На меня самого случившееся подействовало, словно удар тем самым пыльным мешком по голове. Вроде все было нормально, спокойно, даже воспоминания о схватке с кусачом отступили на второй план, зашторенные новыми знакомствами и массивом информации, которую еще необходимо было переварить. И тут, словно, вспыхнувший пожар, во время тихого семейного ужина, превративший привычную неторопливость серых будней в катастрофу.
Подняв взгляд от продолжавшего сидеть, обхватив руками лицо, Тимофея, увидел собравшихся в стороне женщин с детьми. Было их не так много, как показалось сначала, полтора десятка особ женского пола, разных возрастных категорий. И семь детишек, самому старшему мальчугану, с запачканным сажей лицом, не больше пяти лет. Он стоял, ухватившись худенькой рукой за подол материнского сарафана, широко расставив босые ноги. Просто стоял и глядел на меня внимательным взглядом голубых глазенок, не по-детски серьезных. Казалось, что в них отражалась вся несправедливость и жестокость этого странного мира. Беззащитность невинного ребёнка противопоставлялась ужасающей безразличности механизма по переработке человеческого материала.

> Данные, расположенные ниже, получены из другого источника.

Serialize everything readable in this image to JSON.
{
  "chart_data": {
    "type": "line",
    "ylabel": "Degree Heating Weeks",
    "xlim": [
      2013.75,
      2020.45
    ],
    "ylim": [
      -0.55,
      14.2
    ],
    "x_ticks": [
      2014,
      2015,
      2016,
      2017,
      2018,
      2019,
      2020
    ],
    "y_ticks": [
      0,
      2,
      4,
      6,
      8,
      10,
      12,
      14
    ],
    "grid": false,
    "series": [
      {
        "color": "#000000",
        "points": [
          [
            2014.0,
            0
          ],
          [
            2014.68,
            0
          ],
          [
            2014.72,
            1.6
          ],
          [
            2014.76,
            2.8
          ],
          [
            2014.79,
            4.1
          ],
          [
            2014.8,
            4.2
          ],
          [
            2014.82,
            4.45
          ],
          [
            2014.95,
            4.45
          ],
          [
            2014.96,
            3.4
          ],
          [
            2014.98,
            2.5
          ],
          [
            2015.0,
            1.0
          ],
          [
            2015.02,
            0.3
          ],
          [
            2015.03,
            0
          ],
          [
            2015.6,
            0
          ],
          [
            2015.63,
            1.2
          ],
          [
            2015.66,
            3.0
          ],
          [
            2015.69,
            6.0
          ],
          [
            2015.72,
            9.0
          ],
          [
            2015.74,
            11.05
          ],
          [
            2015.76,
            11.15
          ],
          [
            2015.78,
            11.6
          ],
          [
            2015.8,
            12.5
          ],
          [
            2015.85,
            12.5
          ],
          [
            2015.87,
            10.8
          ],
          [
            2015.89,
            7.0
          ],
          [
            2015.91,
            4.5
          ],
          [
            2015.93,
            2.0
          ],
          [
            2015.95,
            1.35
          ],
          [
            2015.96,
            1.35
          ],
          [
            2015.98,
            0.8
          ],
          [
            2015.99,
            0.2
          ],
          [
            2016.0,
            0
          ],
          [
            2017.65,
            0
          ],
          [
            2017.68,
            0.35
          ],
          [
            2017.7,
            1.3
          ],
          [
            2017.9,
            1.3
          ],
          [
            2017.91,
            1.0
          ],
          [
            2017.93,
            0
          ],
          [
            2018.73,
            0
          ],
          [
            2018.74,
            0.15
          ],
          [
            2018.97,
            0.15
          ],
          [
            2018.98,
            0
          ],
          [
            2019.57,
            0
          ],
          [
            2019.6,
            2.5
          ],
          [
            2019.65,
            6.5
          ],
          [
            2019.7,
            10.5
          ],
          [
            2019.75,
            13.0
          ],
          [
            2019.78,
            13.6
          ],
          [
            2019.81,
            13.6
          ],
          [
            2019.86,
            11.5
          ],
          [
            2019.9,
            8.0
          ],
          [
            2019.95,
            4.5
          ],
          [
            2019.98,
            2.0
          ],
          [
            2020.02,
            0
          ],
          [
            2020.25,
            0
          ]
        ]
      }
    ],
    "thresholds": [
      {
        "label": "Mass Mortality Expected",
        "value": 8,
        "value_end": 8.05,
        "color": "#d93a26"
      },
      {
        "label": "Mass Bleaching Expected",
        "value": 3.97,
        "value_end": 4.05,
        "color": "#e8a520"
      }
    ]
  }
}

И ещё, в этих пронзительно-тоскливых глазенках будто застыл молчаливый укор. Только за что? В чём я виноват перед этим мальчуганом? Или перед его матерью? Или перед этим поселком? Но ответа в голубых глазенках не было. Лишь продолжали цепляться за мамкин подол маленькие ручонки, словно ища спасения от чудовищной повседневности, способной в любой момент оборвать нити жизни и этого мальчонки, и его матери, да и всего посёлка.
С трудом отведя взгляд от завораживающих глаз мальчугана, мотнул пару раз внезапно потяжелевшей головой, пытаясь стряхнуть захлестнувшее разум наваждение. Закрыл глаза, досчитал до десяти, снова открыл. Подышал глубоко, прогоняя по легким свежий воздух — вроде помогло. Еще раз вздохнув, вытер выступивший на лице пот. Что это было?